CMake Keywords#

Important

With version 3.0 all Kokkos CMake keywords are prefixed with Kokkos_ which is case-sensitive.

Recall that to set a keyword in CMake you used the syntax -Dkeyword_name=value.

This page is organized in four sections:

Backend selection
Options
Third-party Libraries (TPLs)
Architectures

Backend selection#

Default State: All backends are disabled by default. This ensures you explicitly choose the backends you need for your specific hardware setup. If no backend is enabled explicitly, the Serial backend will be enabled.

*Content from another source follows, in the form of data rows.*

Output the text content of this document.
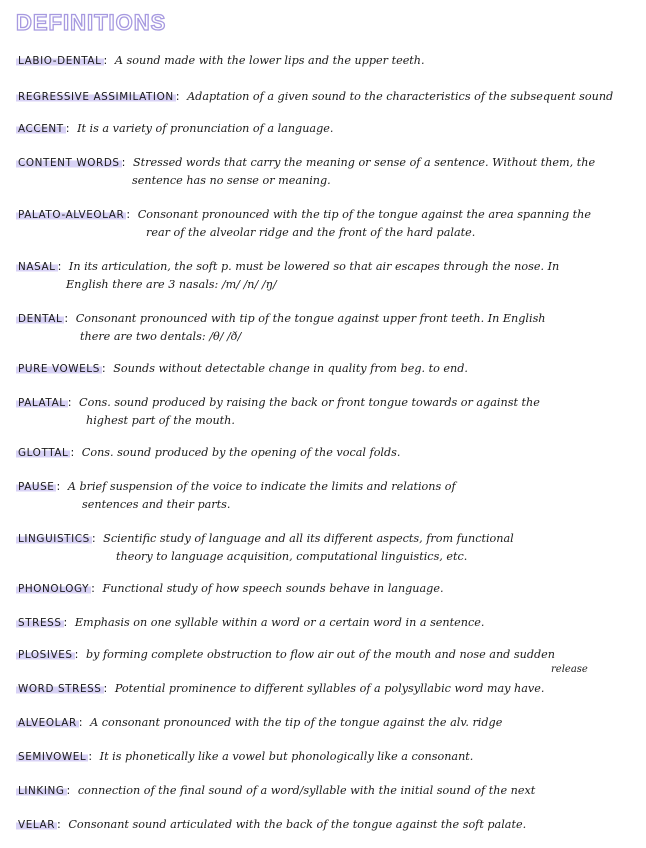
DEFINITIONS
LABIO-DENTAL : A sound made with the lower lips and the upper teeth.
REGRESSIVE ASSIMILATION : Adaptation of a given sound to the characteristics of the subsequent sound
ACCENT : It is a variety of pronunciation of a language.
CONTENT WORDS : Stressed words that carry the meaning or sense of a sentence. Without them, the
sentence has no sense or meaning.
PALATO-ALVEOLAR : Consonant pronounced with the tip of the tongue against the area spanning the
rear of the alveolar ridge and the front of the hard palate.
NASAL : In its articulation, the soft p. must be lowered so that air escapes through the nose. In
English there are 3 nasals: /m/ /n/ /ŋ/
DENTAL : Consonant pronounced with tip of the tongue against upper front teeth. In English
there are two dentals: /θ/ /ð/
PURE VOWELS : Sounds without detectable change in quality from beg. to end.
PALATAL : Cons. sound produced by raising the back or front tongue towards or against the
highest part of the mouth.
GLOTTAL : Cons. sound produced by the opening of the vocal folds.
PAUSE : A brief suspension of the voice to indicate the limits and relations of
sentences and their parts.
LINGUISTICS : Scientific study of language and all its different aspects, from functional
theory to language acquisition, computational linguistics, etc.
PHONOLOGY : Functional study of how speech sounds behave in language.
STRESS : Emphasis on one syllable within a word or a certain word in a sentence.
PLOSIVES : by forming complete obstruction to flow air out of the mouth and nose and sudden
release
WORD STRESS : Potential prominence to different syllables of a polysyllabic word may have.
ALVEOLAR : A consonant pronounced with the tip of the tongue against the alv. ridge
SEMIVOWEL : It is phonetically like a vowel but phonologically like a consonant.
LINKING : connection of the final sound of a word/syllable with the initial sound of the next
VELAR : Consonant sound articulated with the back of the tongue against the soft palate.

Enabling Backends: You can enable backends by configuring with -DKokkos_ENABLE_<BACKEND>=ON flag, where <BACKEND> is replaced with the specific backend you want to enable (e.g. -DKokkos_ENABLE_CUDA=ON for CUDA).

Restrictions:

Mutual Exclusion: You can only have one device backend (e.g., CUDA, HIP, SYCL) and one host parallel backend (e.g., OpenMP, C++ threads) enabled at the same time. This is because these backends manage parallelism in potentially conflicting ways.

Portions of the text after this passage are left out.